The breakdown of any one of the players could lead to improper cell signaling, ultimately giving rise to disease, researchers say.
Located at the tip of the neuron sending a signal, neurexins have long been known to bind another family of proteins, called neuroligins, on the receiving neuron. Together, these proteins somehow trigger the assembly of crucial parts of the synapse, including the machinery that sends and receives signals between neurons.
Several studies in recent months have revealed that neurexin has several other partners.
Three independent studies have shown that neurexin interacts with a family of proteins called leucine-rich repeat transmembrane neuronal proteins (LRRTMs)2,3,4. These proteins help link cells together, and have also been linked to autism and schizophrenia5.One of the teams, led by Ann Marie Craig at the University of British Columbia, showed that the interaction of neurexin and LRRTM2, like the partnership with neuroligin, spurs the clustering of proteins on both ends of the synapse2.

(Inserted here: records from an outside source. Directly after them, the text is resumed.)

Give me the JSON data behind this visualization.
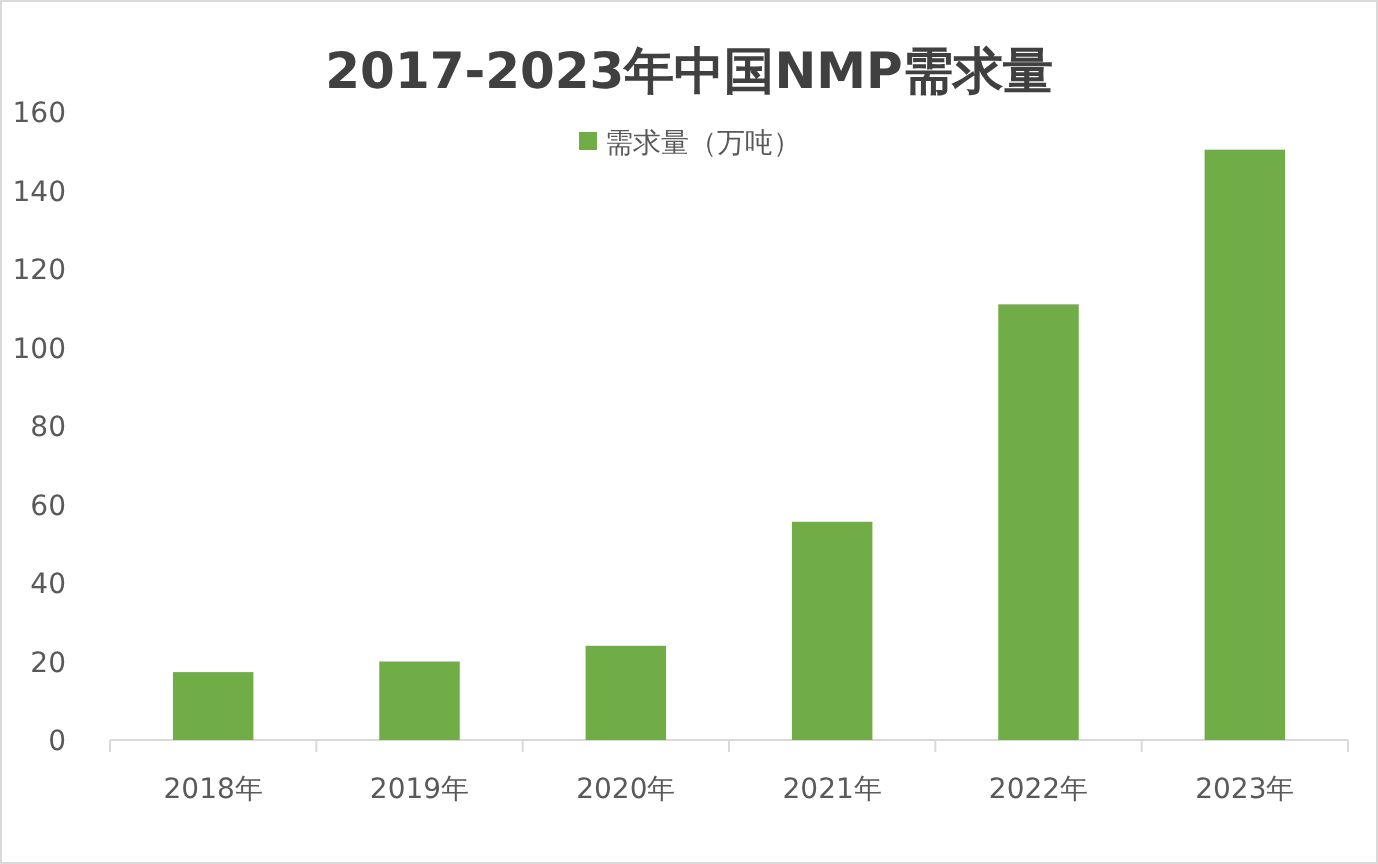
{
  "chart_data": {
    "type": "bar",
    "title": "2017-2023年中国NMP需求量",
    "categories": [
      "2018年",
      "2019年",
      "2020年",
      "2021年",
      "2022年",
      "2023年"
    ],
    "series": [
      {
        "name": "需求量（万吨）",
        "color": "#70ad47",
        "values": [
          17.3,
          20,
          24,
          55.6,
          111,
          150.4
        ]
      }
    ],
    "ylim": [
      0,
      160
    ],
    "yticks": [
      0,
      20,
      40,
      60,
      80,
      100,
      120,
      140,
      160
    ],
    "legend": "top"
  }
}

Neurexin can also directly bind to receptors for the neurotransmitter gamma-aminobutyric acid (GABA), which dampens brain signals6. Finally, neurexin participates in a three-part bridge between neurons by binding cerebellin 1 precursor protein, or CBLN1, found exclusively in the cerebellum, which in turn binds a receptor on the receiving cell7.

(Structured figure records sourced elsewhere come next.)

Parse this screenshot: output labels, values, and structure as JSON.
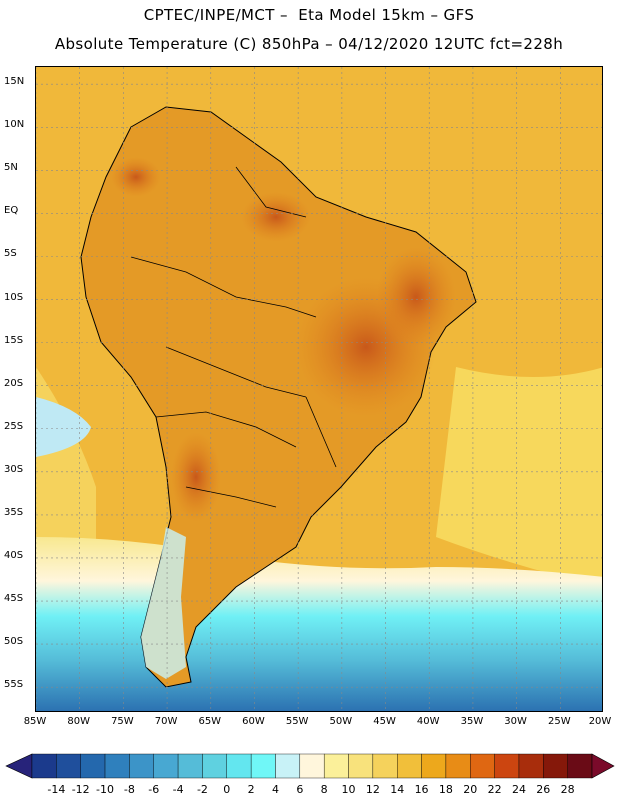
{
  "header": {
    "line1": "CPTEC/INPE/MCT –  Eta Model 15km – GFS",
    "line2": "Absolute Temperature (C) 850hPa – 04/12/2020 12UTC fct=228h"
  },
  "map": {
    "lat_labels": [
      "15N",
      "10N",
      "5N",
      "EQ",
      "5S",
      "10S",
      "15S",
      "20S",
      "25S",
      "30S",
      "35S",
      "40S",
      "45S",
      "50S",
      "55S"
    ],
    "lon_labels": [
      "85W",
      "80W",
      "75W",
      "70W",
      "65W",
      "60W",
      "55W",
      "50W",
      "45W",
      "40W",
      "35W",
      "30W",
      "25W",
      "20W"
    ],
    "extent": {
      "lon_min": -85,
      "lon_max": -20,
      "lat_min": -58,
      "lat_max": 17
    },
    "field_description_colors": {
      "hot": "#c8641e",
      "warm": "#e89a1e",
      "mild": "#f0ba3c",
      "cool": "#f8e27c",
      "cold": "#5ad8e8",
      "very_cold": "#1e82c8"
    }
  },
  "colorbar": {
    "labels": [
      "-14",
      "-12",
      "-10",
      "-8",
      "-6",
      "-4",
      "-2",
      "0",
      "2",
      "4",
      "6",
      "8",
      "10",
      "12",
      "14",
      "16",
      "18",
      "20",
      "22",
      "24",
      "26",
      "28"
    ],
    "colors": [
      "#1b3a8c",
      "#1f4f9c",
      "#2468ad",
      "#2f80bd",
      "#3c94c8",
      "#48a8d2",
      "#55bcd8",
      "#5fd1e0",
      "#63e6ef",
      "#70f7f7",
      "#c8f2f7",
      "#fff6dc",
      "#fbf09a",
      "#f8e27c",
      "#f5d25c",
      "#f1bf3a",
      "#eda81c",
      "#e88c16",
      "#df6712",
      "#cc4510",
      "#a82d0c",
      "#85180a",
      "#6a0b16"
    ],
    "under_color": "#27237a",
    "over_color": "#7a0a2a"
  }
}
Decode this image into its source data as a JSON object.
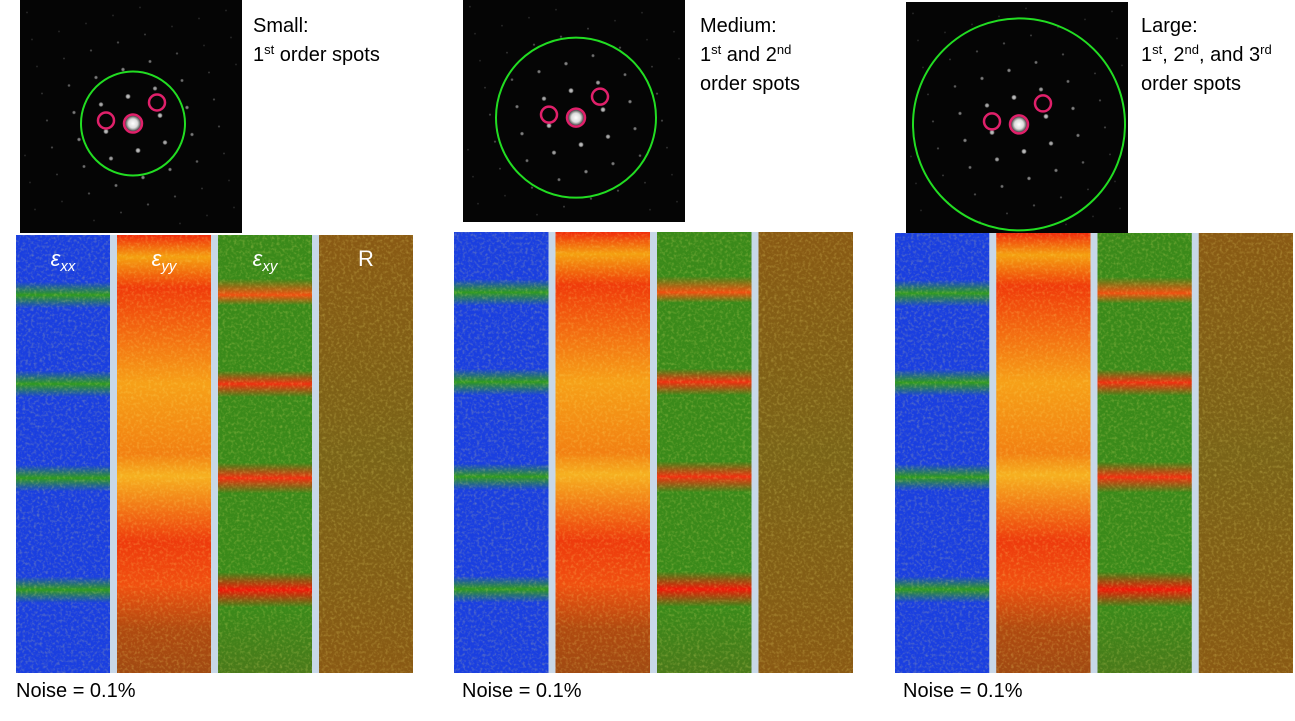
{
  "panels": [
    {
      "label": {
        "title": "Small:",
        "lines": [
          [
            {
              "text": "1"
            },
            {
              "sup": "st"
            },
            {
              "text": " order spots"
            }
          ]
        ]
      },
      "strip_labels": [
        {
          "main": "ε",
          "sub": "xx"
        },
        {
          "main": "ε",
          "sub": "yy"
        },
        {
          "main": "ε",
          "sub": "xy"
        },
        {
          "main": "R"
        }
      ],
      "noise": "Noise = 0.1%"
    },
    {
      "label": {
        "title": "Medium:",
        "lines": [
          [
            {
              "text": "1"
            },
            {
              "sup": "st"
            },
            {
              "text": " and 2"
            },
            {
              "sup": "nd"
            }
          ],
          [
            {
              "text": "order spots"
            }
          ]
        ]
      },
      "noise": "Noise = 0.1%"
    },
    {
      "label": {
        "title": "Large:",
        "lines": [
          [
            {
              "text": "1"
            },
            {
              "sup": "st"
            },
            {
              "text": ", 2"
            },
            {
              "sup": "nd"
            },
            {
              "text": ", and 3"
            },
            {
              "sup": "rd"
            }
          ],
          [
            {
              "text": "order spots"
            }
          ]
        ]
      },
      "noise": "Noise = 0.1%"
    }
  ]
}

Adding to this complexity, the three genes encoding neurexin can be cut and combined in different ways to create more than 1,000 versions of the protein8.

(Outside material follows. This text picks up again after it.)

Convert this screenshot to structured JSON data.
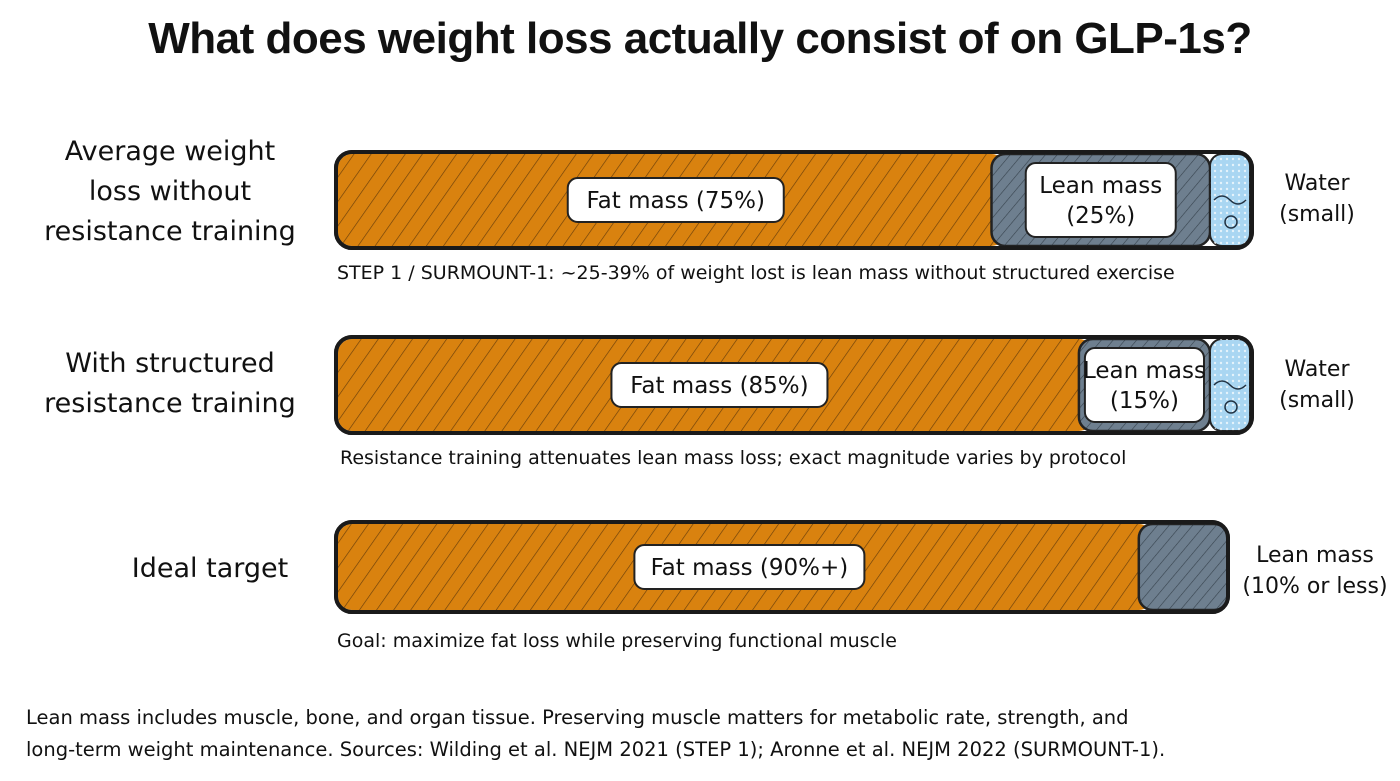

The resulting redundancy safeguards synapse development, suggests Nils Brose, director of the Max Planck Institute for Experimental Medicine in Göttingen, Germany. “It looks as though this system has lots of safety latches, so that it still works if one molecule is gone.”
Cell culture experiments support his theory, showing that defects in these interactions compromise how well a synapse works, rather than its initial formation.
That’s encouraging for future autism therapies, Brose says, because it is easier to design drugs to repair correctly positioned synapses than to create synapses in just the right spots. “If I were a clinician, I’d rather deal with a synaptic defect than with a wiring defect,” he says.
Some interactions with neurexin could be unique to specific types of synapses, such as those that produce excitatory signals, the researchers say. Some synapses might depend on several different neurexin partners acting in parallel.
“Neurons have a lot of machinery that drives them toward making synapses,” notes Craig, professor of psychiatry at the University of British Columbia.
For example, Craig reported last year that LRRTMs induce excitatory synapses that use glutamate as a chemical messenger9. Her new study, published 2 June in the Journal of Neuroscience, suggests that they work alongside neuroligins at the same synapse.
Binding to a different partner, neurexin can also influence inhibitory synapses that use the chemical messenger GABA, according to a study published 13 May in Neuron6. Thomas Südhof’s team at Stanford University reported that neurexins on the transmitting end of the synapse can bind directly to a type of GABA receptor on the receiving end, which suppresses signals flowing through these receptors.
Genes encoding GABA receptors have been associated with autism10. To identify the interactions most relevant to autism, it will be important to catalog the full range of binding partners for each kind of neurexin. For example, Craig and her team find that not all neurexins are alike: Some bind LRRTMs only, others bind neuroligins only, some others bind both, and still others bind neither.
Taken together, these findings emphasize the importance of considering the whole complex of interactions with neurexin when thinking about disorders like autism, notes Ramzi Nasir, a developmental behavioral pediatrician at Children’s Hospital Boston.
In April, Nasir described the clinical features of 12 individuals, including some with autism, who have deletions within the neurexin 1 gene11.
“Putting neurexin at the center of the picture may not be appropriate,” he adds. “Maybe we should think of the neurexin complex at the center of the picture instead.”